His elitist stance had given way to the use of Eugenics to eliminate types of people that were considered undesirables. Anymore when one has to search the internet for Eugenics stories in America you have to go through the delicate word salad that makes it palatable for researchers because no one wants to admit that while we called ourselves a country that believed in human rights we all secretly had plans for those we felt deserved to be eliminated from the gene pool. Surprisingly the reason for the eugenics programs again was to insure that resources would be used by those who would benefit society. Those who were thought to be a burden were conveniently removed.
In researching President Woodrow Wilson’s support for eugenic directives prior to 1913, I was surprised how little there actually was to find.
When Wilson was Governor of New Jersey his support of Eugenics programs should have been fair warning about the type of individual he was. On April 21st, 1911 just two years before becoming President Wilson passed into law an act to authorize and provide for the “sterilization of feeble-minded (including idiots, imbeciles and morons), epileptics, rapists, certain criminals and other defectives.” It was overturned by the New Jersey Supreme Court on November 18, 1913.
Many attitudes about culling the undesirables were fomented during World War I. One admirer of the Eugenics programs in the United States was a young Adolf Hitler.
Much of Hitler’s attitudes towards the nation-state, war, eugenics, race superiority, community and obligation came from his participation in the First World War, where 6,000 men died every day. Contrast that with the 3,000 that died in one day in the U.S. on 9/11, but not day after day for four years. Miraculously Hitler fought heroically, survived, and did it without complaint for his nation; the same that we have always expected of our own soldiers.

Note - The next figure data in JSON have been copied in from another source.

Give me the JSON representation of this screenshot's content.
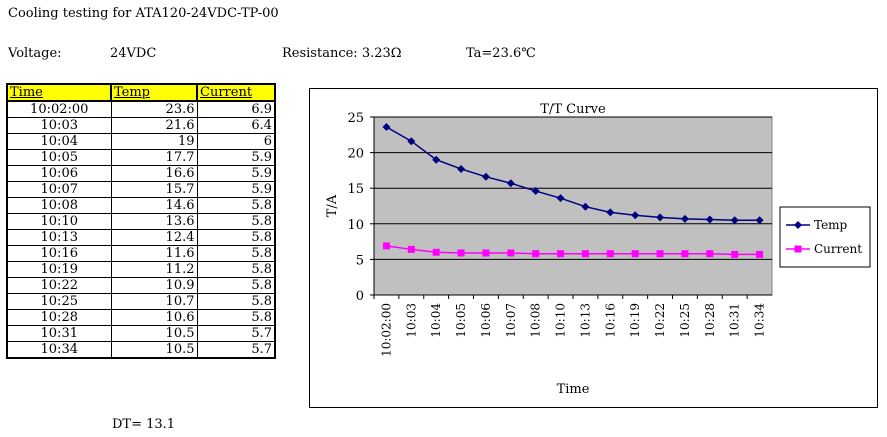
{
  "header": {
    "title": "Cooling testing for ATA120-24VDC-TP-00",
    "voltage_label": "Voltage:",
    "voltage_value": "24VDC",
    "resistance": "Resistance: 3.23Ω",
    "ta": "Ta=23.6℃"
  },
  "table": {
    "headers": [
      "Time",
      "Temp",
      "Current"
    ],
    "rows": [
      [
        "10:02:00",
        "23.6",
        "6.9"
      ],
      [
        "10:03",
        "21.6",
        "6.4"
      ],
      [
        "10:04",
        "19",
        "6"
      ],
      [
        "10:05",
        "17.7",
        "5.9"
      ],
      [
        "10:06",
        "16.6",
        "5.9"
      ],
      [
        "10:07",
        "15.7",
        "5.9"
      ],
      [
        "10:08",
        "14.6",
        "5.8"
      ],
      [
        "10:10",
        "13.6",
        "5.8"
      ],
      [
        "10:13",
        "12.4",
        "5.8"
      ],
      [
        "10:16",
        "11.6",
        "5.8"
      ],
      [
        "10:19",
        "11.2",
        "5.8"
      ],
      [
        "10:22",
        "10.9",
        "5.8"
      ],
      [
        "10:25",
        "10.7",
        "5.8"
      ],
      [
        "10:28",
        "10.6",
        "5.8"
      ],
      [
        "10:31",
        "10.5",
        "5.7"
      ],
      [
        "10:34",
        "10.5",
        "5.7"
      ]
    ],
    "footer": "DT= 13.1"
  },
  "chart_data": {
    "type": "line",
    "title": "T/T Curve",
    "xlabel": "Time",
    "ylabel": "T/A",
    "x": [
      "10:02:00",
      "10:03",
      "10:04",
      "10:05",
      "10:06",
      "10:07",
      "10:08",
      "10:10",
      "10:13",
      "10:16",
      "10:19",
      "10:22",
      "10:25",
      "10:28",
      "10:31",
      "10:34"
    ],
    "series": [
      {
        "name": "Temp",
        "color": "#000080",
        "marker": "diamond",
        "values": [
          23.6,
          21.6,
          19,
          17.7,
          16.6,
          15.7,
          14.6,
          13.6,
          12.4,
          11.6,
          11.2,
          10.9,
          10.7,
          10.6,
          10.5,
          10.5
        ]
      },
      {
        "name": "Current",
        "color": "#ff00ff",
        "marker": "square",
        "values": [
          6.9,
          6.4,
          6,
          5.9,
          5.9,
          5.9,
          5.8,
          5.8,
          5.8,
          5.8,
          5.8,
          5.8,
          5.8,
          5.8,
          5.7,
          5.7
        ]
      }
    ],
    "ylim": [
      0,
      25
    ],
    "yticks": [
      0,
      5,
      10,
      15,
      20,
      25
    ],
    "grid": true,
    "plot_background": "#c0c0c0",
    "legend": "right"
  }
}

When Hitler returned from war however he despised those who would not fight for their country. When he left the hospital after losing his eyesight from poisonous gas for a period of time, “He claimed that ‘nearly every clerk was a Jew and nearly every Jew was a clerk.’” In his mind, the Jews were traitors to the nation. This festered in his mind for the next twenty-five years leading up to the World War Two—an insatiable hatred for Jews were easily stereotyped as such and deserving of punishment—the supreme punishment.